The limitations of this study include its sample size; future research can expand upon the results of this pilot data to further evaluate the utility of US surveillance of pancreatic cysts in a larger population of patients. It is acknowledged that the all-operators design of our study may have resulted in a lower success rate of ultrasound in visualizing PCLs than could be achievable using only expert operators. However, this study design was pursued intentionally in order to ensure applicability of our results to general practice, in which US operators of various levels of experience may participate in these examinations. Having observed these results, we suggest that in order to achieve best performance in future clinical practice or research investigations, it may be prudent to include the involvement of an attending radiologist or expert advanced practice sonographer. Our study is not supported by correlation with a histologic reference standard in the vast majority of cases, since surgery and/or biopsy were generally not indicated in this surveillance population. The frequency with which US operators viewed the prior MRI prior to scanning was not recorded, although the use of the PCL worksheet, intended to serve as a portable method of bringing prior MR information into the US scan room, was universal. Another area of future study could incorporate the use of contrast-enhanced US (CEUS) since CEUS has been shown to further enhance the ability to US to characterize internal architecture of pancreatic cystic lesions [34] and to improve the US diagnosis of pancreatic lesions in general [35, 36].

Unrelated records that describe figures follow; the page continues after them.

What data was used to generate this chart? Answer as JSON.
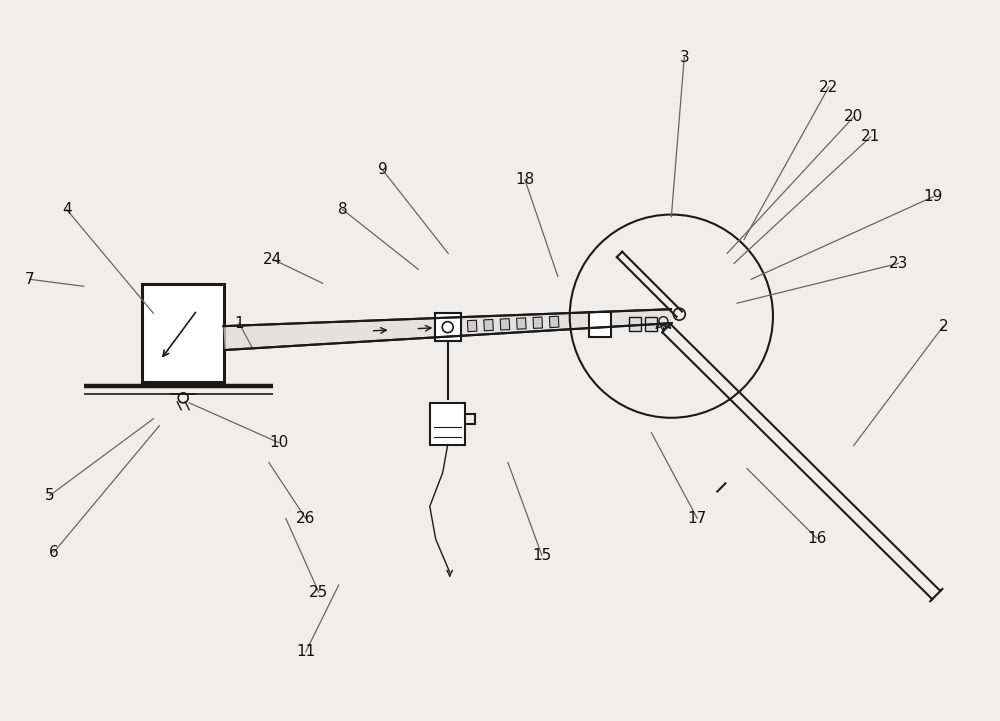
{
  "bg_color": "#f0eeec",
  "line_color": "#1a1a1a",
  "ann_color": "#666666",
  "label_color": "#111111",
  "fig_width": 10.0,
  "fig_height": 7.21,
  "dpi": 100,
  "annotations": [
    [
      "3",
      [
        6.85,
        6.65
      ],
      [
        6.72,
        5.05
      ]
    ],
    [
      "22",
      [
        8.3,
        6.35
      ],
      [
        7.45,
        4.82
      ]
    ],
    [
      "20",
      [
        8.55,
        6.05
      ],
      [
        7.28,
        4.68
      ]
    ],
    [
      "21",
      [
        8.72,
        5.85
      ],
      [
        7.35,
        4.58
      ]
    ],
    [
      "19",
      [
        9.35,
        5.25
      ],
      [
        7.52,
        4.42
      ]
    ],
    [
      "23",
      [
        9.0,
        4.58
      ],
      [
        7.38,
        4.18
      ]
    ],
    [
      "2",
      [
        9.45,
        3.95
      ],
      [
        8.55,
        2.75
      ]
    ],
    [
      "18",
      [
        5.25,
        5.42
      ],
      [
        5.58,
        4.45
      ]
    ],
    [
      "9",
      [
        3.82,
        5.52
      ],
      [
        4.48,
        4.68
      ]
    ],
    [
      "8",
      [
        3.42,
        5.12
      ],
      [
        4.18,
        4.52
      ]
    ],
    [
      "24",
      [
        2.72,
        4.62
      ],
      [
        3.22,
        4.38
      ]
    ],
    [
      "1",
      [
        2.38,
        3.98
      ],
      [
        2.52,
        3.72
      ]
    ],
    [
      "4",
      [
        0.65,
        5.12
      ],
      [
        1.52,
        4.08
      ]
    ],
    [
      "7",
      [
        0.28,
        4.42
      ],
      [
        0.82,
        4.35
      ]
    ],
    [
      "10",
      [
        2.78,
        2.78
      ],
      [
        1.88,
        3.18
      ]
    ],
    [
      "26",
      [
        3.05,
        2.02
      ],
      [
        2.68,
        2.58
      ]
    ],
    [
      "25",
      [
        3.18,
        1.28
      ],
      [
        2.85,
        2.02
      ]
    ],
    [
      "11",
      [
        3.05,
        0.68
      ],
      [
        3.38,
        1.35
      ]
    ],
    [
      "5",
      [
        0.48,
        2.25
      ],
      [
        1.52,
        3.02
      ]
    ],
    [
      "6",
      [
        0.52,
        1.68
      ],
      [
        1.58,
        2.95
      ]
    ],
    [
      "15",
      [
        5.42,
        1.65
      ],
      [
        5.08,
        2.58
      ]
    ],
    [
      "17",
      [
        6.98,
        2.02
      ],
      [
        6.52,
        2.88
      ]
    ],
    [
      "16",
      [
        8.18,
        1.82
      ],
      [
        7.48,
        2.52
      ]
    ]
  ]
}
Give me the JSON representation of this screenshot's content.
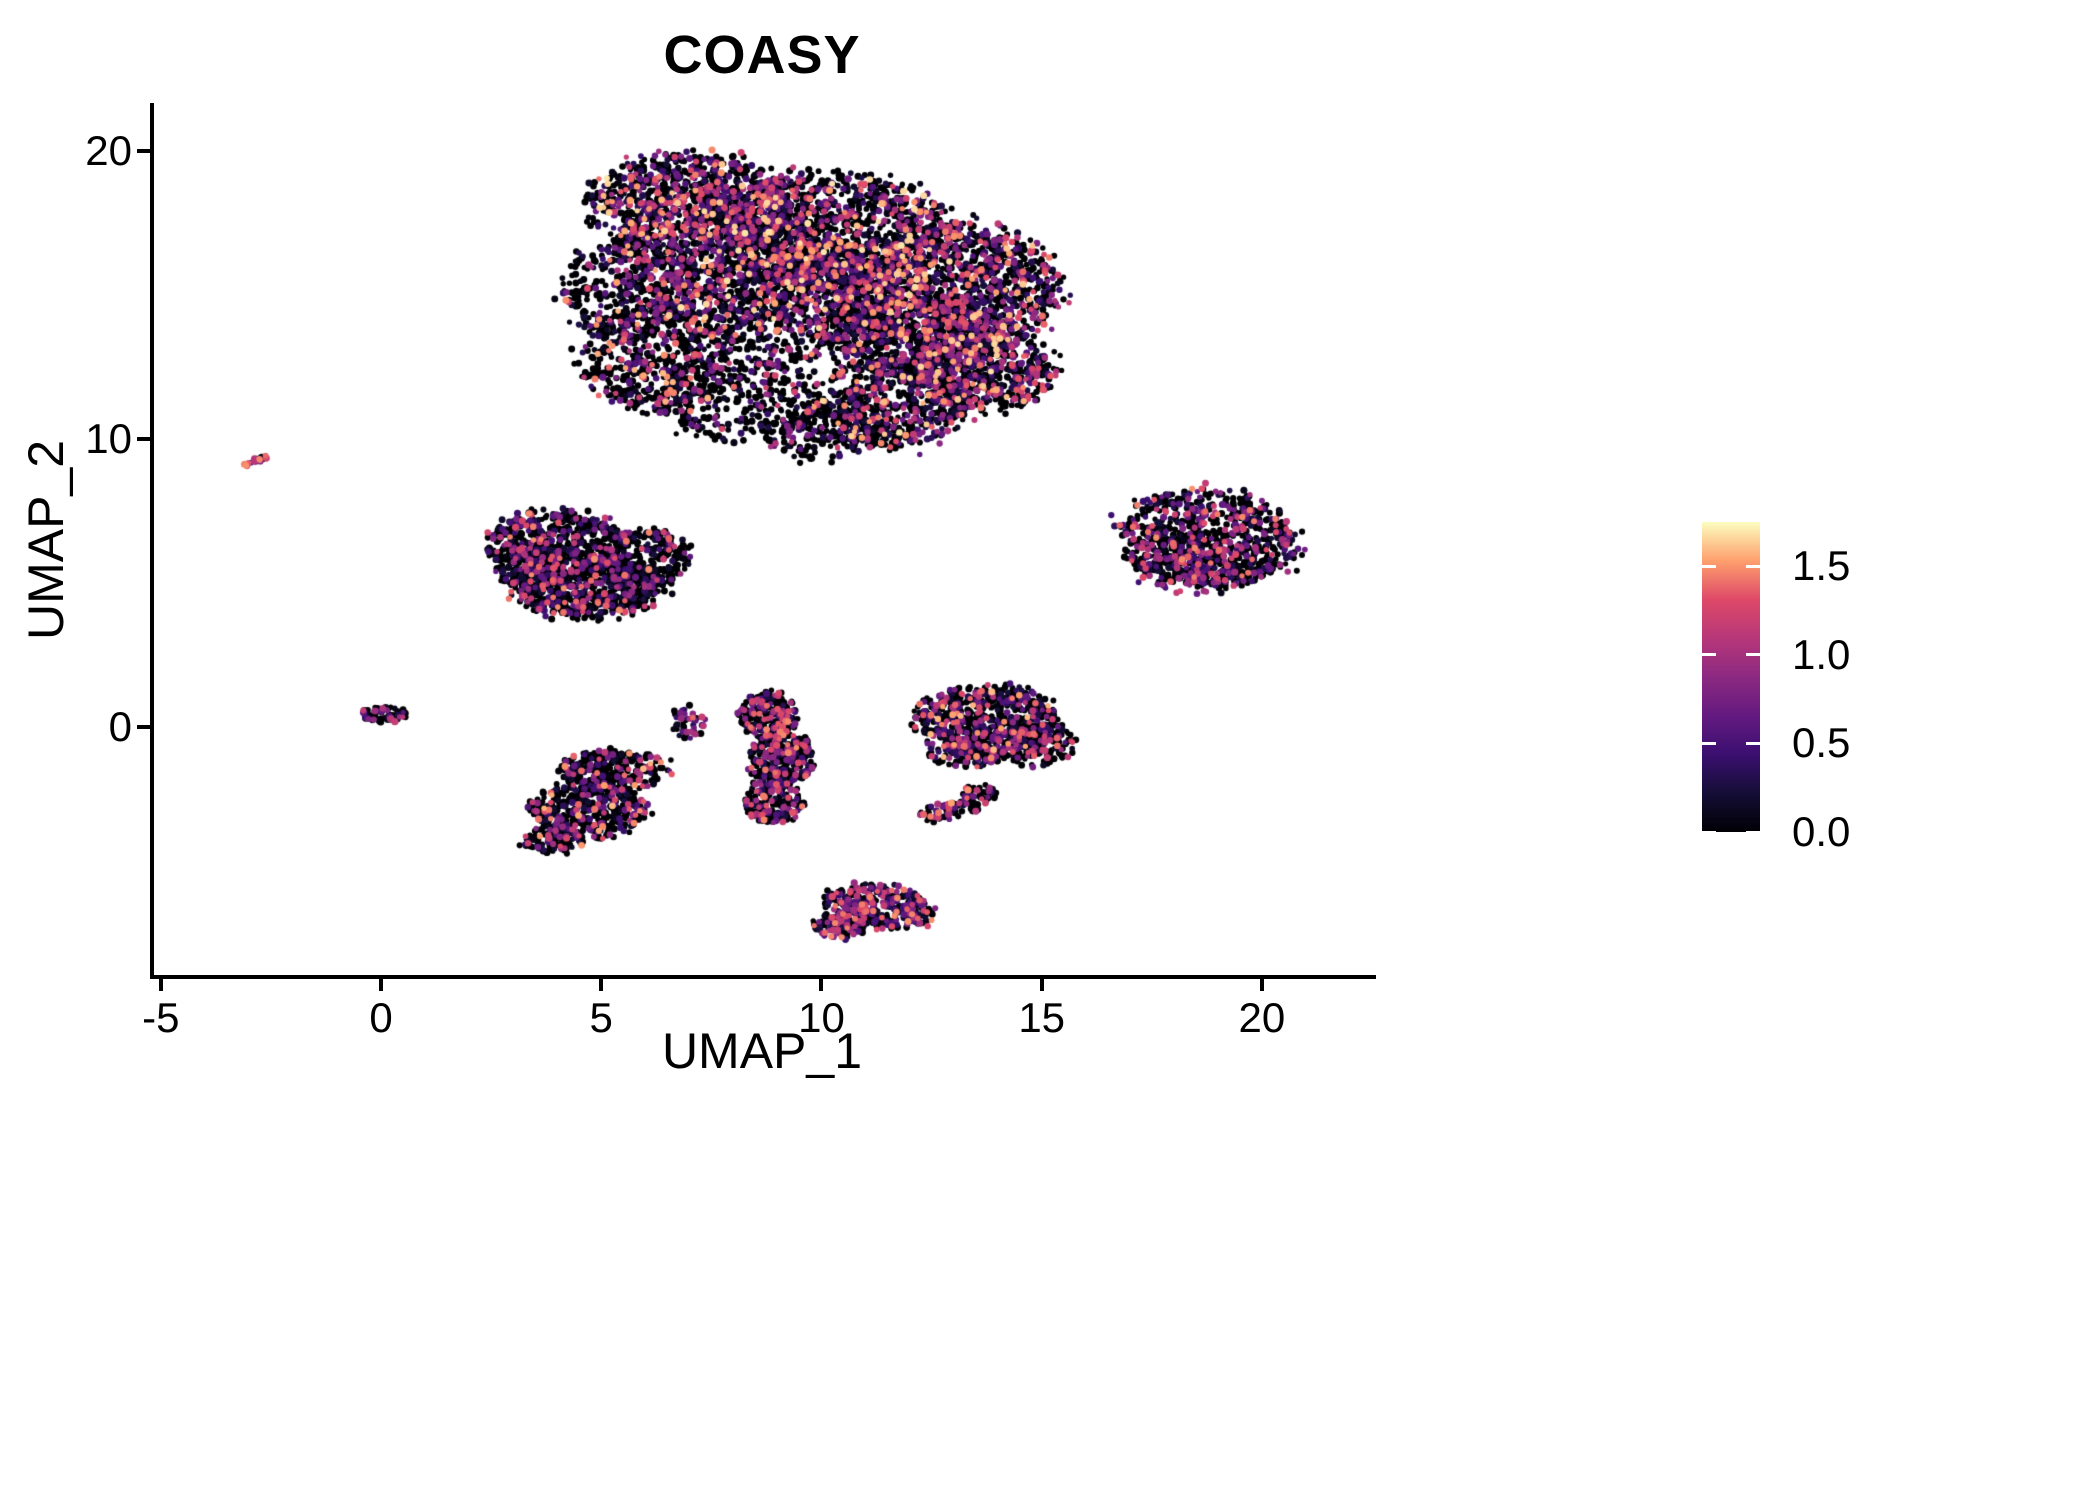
{
  "title": "COASY",
  "axes": {
    "x": {
      "label": "UMAP_1",
      "domain": [
        -5.2,
        22.5
      ],
      "ticks": [
        {
          "value": -5,
          "label": "-5"
        },
        {
          "value": 0,
          "label": "0"
        },
        {
          "value": 5,
          "label": "5"
        },
        {
          "value": 10,
          "label": "10"
        },
        {
          "value": 15,
          "label": "15"
        },
        {
          "value": 20,
          "label": "20"
        }
      ]
    },
    "y": {
      "label": "UMAP_2",
      "domain": [
        -8.6,
        21.6
      ],
      "ticks": [
        {
          "value": 0,
          "label": "0"
        },
        {
          "value": 10,
          "label": "10"
        },
        {
          "value": 20,
          "label": "20"
        }
      ]
    }
  },
  "legend": {
    "min": 0,
    "max": 1.75,
    "ticks": [
      {
        "value": 1.5,
        "label": "1.5"
      },
      {
        "value": 1.0,
        "label": "1.0"
      },
      {
        "value": 0.5,
        "label": "0.5"
      },
      {
        "value": 0.0,
        "label": "0.0"
      }
    ]
  },
  "colormap": {
    "name": "magma",
    "stops": [
      "#000004",
      "#140e36",
      "#3b0f70",
      "#641a80",
      "#8c2981",
      "#b73779",
      "#de4968",
      "#fe9f6d",
      "#fcfdbf"
    ]
  },
  "style": {
    "background": "#ffffff",
    "axis_color": "#000000",
    "point_radius_min": 2.6,
    "point_radius_max": 3.6
  },
  "chart_data": {
    "type": "scatter",
    "title": "COASY",
    "xlabel": "UMAP_1",
    "ylabel": "UMAP_2",
    "xlim": [
      -5.2,
      22.5
    ],
    "ylim": [
      -8.6,
      21.6
    ],
    "color_gene": "COASY",
    "color_range": [
      0,
      1.75
    ],
    "seed": 42,
    "clusters": [
      {
        "name": "upper-main-mass",
        "expr": {
          "p0": 0.45,
          "vmax": 1.7,
          "skew": 1.8
        },
        "blobs": [
          {
            "cx": 7.0,
            "cy": 18.2,
            "rx": 2.3,
            "ry": 1.7,
            "n": 900
          },
          {
            "cx": 10.3,
            "cy": 17.2,
            "rx": 2.6,
            "ry": 2.0,
            "n": 1150
          },
          {
            "cx": 13.0,
            "cy": 15.2,
            "rx": 2.4,
            "ry": 2.3,
            "n": 1350
          },
          {
            "cx": 9.2,
            "cy": 14.9,
            "rx": 2.6,
            "ry": 2.2,
            "n": 950
          },
          {
            "cx": 5.6,
            "cy": 15.2,
            "rx": 1.5,
            "ry": 1.7,
            "n": 320,
            "expr": {
              "p0": 0.55,
              "vmax": 1.6,
              "skew": 2.0
            }
          },
          {
            "cx": 6.2,
            "cy": 12.9,
            "rx": 1.7,
            "ry": 1.9,
            "n": 520,
            "expr": {
              "p0": 0.6,
              "vmax": 1.6,
              "skew": 1.6
            }
          },
          {
            "cx": 8.1,
            "cy": 11.4,
            "rx": 1.9,
            "ry": 1.4,
            "n": 330,
            "expr": {
              "p0": 0.72,
              "vmax": 1.5,
              "skew": 1.8
            }
          },
          {
            "cx": 11.6,
            "cy": 11.3,
            "rx": 1.8,
            "ry": 1.6,
            "n": 620
          },
          {
            "cx": 13.8,
            "cy": 12.4,
            "rx": 1.5,
            "ry": 1.4,
            "n": 520
          },
          {
            "cx": 10.0,
            "cy": 10.2,
            "rx": 1.3,
            "ry": 0.9,
            "n": 160,
            "expr": {
              "p0": 0.7,
              "vmax": 1.4,
              "skew": 1.8
            }
          },
          {
            "cx": 8.0,
            "cy": 16.3,
            "rx": 2.8,
            "ry": 2.3,
            "n": 700
          },
          {
            "cx": 12.0,
            "cy": 13.6,
            "rx": 2.0,
            "ry": 1.5,
            "n": 500
          }
        ]
      },
      {
        "name": "small-left-dash",
        "expr": {
          "p0": 0.15,
          "vmax": 1.5,
          "skew": 1.0
        },
        "blobs": [
          {
            "cx": -2.9,
            "cy": 9.2,
            "rx": 0.45,
            "ry": 0.1,
            "n": 26,
            "rot": 35
          }
        ]
      },
      {
        "name": "mid-left-cluster",
        "expr": {
          "p0": 0.58,
          "vmax": 1.5,
          "skew": 2.0
        },
        "blobs": [
          {
            "cx": 4.0,
            "cy": 6.4,
            "rx": 1.5,
            "ry": 1.1,
            "n": 520
          },
          {
            "cx": 4.7,
            "cy": 4.9,
            "rx": 1.7,
            "ry": 1.1,
            "n": 700
          },
          {
            "cx": 6.0,
            "cy": 5.9,
            "rx": 1.0,
            "ry": 1.0,
            "n": 260
          },
          {
            "cx": 3.4,
            "cy": 5.6,
            "rx": 0.8,
            "ry": 0.9,
            "n": 180
          }
        ]
      },
      {
        "name": "right-cluster",
        "expr": {
          "p0": 0.52,
          "vmax": 1.5,
          "skew": 1.3
        },
        "blobs": [
          {
            "cx": 18.8,
            "cy": 6.6,
            "rx": 2.0,
            "ry": 1.6,
            "n": 750,
            "rot": -20
          },
          {
            "cx": 18.2,
            "cy": 5.6,
            "rx": 1.3,
            "ry": 0.9,
            "n": 220,
            "rot": -20
          }
        ]
      },
      {
        "name": "tiny-origin-cluster",
        "expr": {
          "p0": 0.5,
          "vmax": 1.2,
          "skew": 1.6
        },
        "blobs": [
          {
            "cx": 0.05,
            "cy": 0.45,
            "rx": 0.5,
            "ry": 0.28,
            "n": 70
          }
        ]
      },
      {
        "name": "lower-left-cluster",
        "expr": {
          "p0": 0.6,
          "vmax": 1.6,
          "skew": 1.8
        },
        "blobs": [
          {
            "cx": 5.3,
            "cy": -1.5,
            "rx": 1.2,
            "ry": 0.7,
            "n": 300
          },
          {
            "cx": 4.7,
            "cy": -2.9,
            "rx": 1.3,
            "ry": 1.0,
            "n": 420
          },
          {
            "cx": 3.9,
            "cy": -3.9,
            "rx": 0.7,
            "ry": 0.5,
            "n": 100
          }
        ]
      },
      {
        "name": "tiny-mid-cluster",
        "expr": {
          "p0": 0.3,
          "vmax": 1.4,
          "skew": 1.2
        },
        "blobs": [
          {
            "cx": 7.0,
            "cy": 0.15,
            "rx": 0.4,
            "ry": 0.55,
            "n": 45
          }
        ]
      },
      {
        "name": "mid-vertical-cluster",
        "expr": {
          "p0": 0.5,
          "vmax": 1.5,
          "skew": 1.5
        },
        "blobs": [
          {
            "cx": 8.8,
            "cy": 0.4,
            "rx": 0.65,
            "ry": 0.85,
            "n": 240
          },
          {
            "cx": 9.1,
            "cy": -1.1,
            "rx": 0.75,
            "ry": 0.95,
            "n": 300
          },
          {
            "cx": 8.9,
            "cy": -2.6,
            "rx": 0.65,
            "ry": 0.75,
            "n": 170
          }
        ]
      },
      {
        "name": "mid-right-cluster-with-tail",
        "expr": {
          "p0": 0.55,
          "vmax": 1.6,
          "skew": 1.7
        },
        "blobs": [
          {
            "cx": 13.8,
            "cy": 0.2,
            "rx": 1.6,
            "ry": 1.25,
            "n": 720
          },
          {
            "cx": 14.9,
            "cy": -0.6,
            "rx": 0.9,
            "ry": 0.7,
            "n": 160
          },
          {
            "cx": 13.3,
            "cy": -0.9,
            "rx": 0.9,
            "ry": 0.5,
            "n": 120
          },
          {
            "cx": 13.6,
            "cy": -2.3,
            "rx": 0.4,
            "ry": 0.35,
            "n": 45
          },
          {
            "cx": 13.1,
            "cy": -2.8,
            "rx": 0.45,
            "ry": 0.3,
            "n": 45
          },
          {
            "cx": 12.6,
            "cy": -3.0,
            "rx": 0.35,
            "ry": 0.3,
            "n": 35
          }
        ]
      },
      {
        "name": "bottom-cluster",
        "expr": {
          "p0": 0.35,
          "vmax": 1.5,
          "skew": 1.2
        },
        "blobs": [
          {
            "cx": 11.3,
            "cy": -6.2,
            "rx": 1.2,
            "ry": 0.75,
            "n": 330,
            "rot": -15
          },
          {
            "cx": 10.4,
            "cy": -6.9,
            "rx": 0.6,
            "ry": 0.45,
            "n": 90
          }
        ]
      }
    ]
  }
}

In conclusion, targeted ultrasound of the pancreas performed for evaluation of known PCLs allows visualization and accurate measurement of the majority of PCLs, including 82.2% of PCLs ≥1 cm; visualization correlates strongly with PCL size, location, patient sex, weight, and abdominal diameter. The mean difference in maximum diameter measurements obtained by US with measurements obtained from same date MR examinations was less than 1 mm. Involvement of attending radiologist correlates with increased likelihood of PCL visualization. Our findings suggest that US may be considered an adjunct to MR surveillance of PCLs, and may be used in alternation with MRI for appropriately selected patients. Future research should include investigations into the utility of US for detection of new PCLs or pancreatic masses developing separately from known PCLs.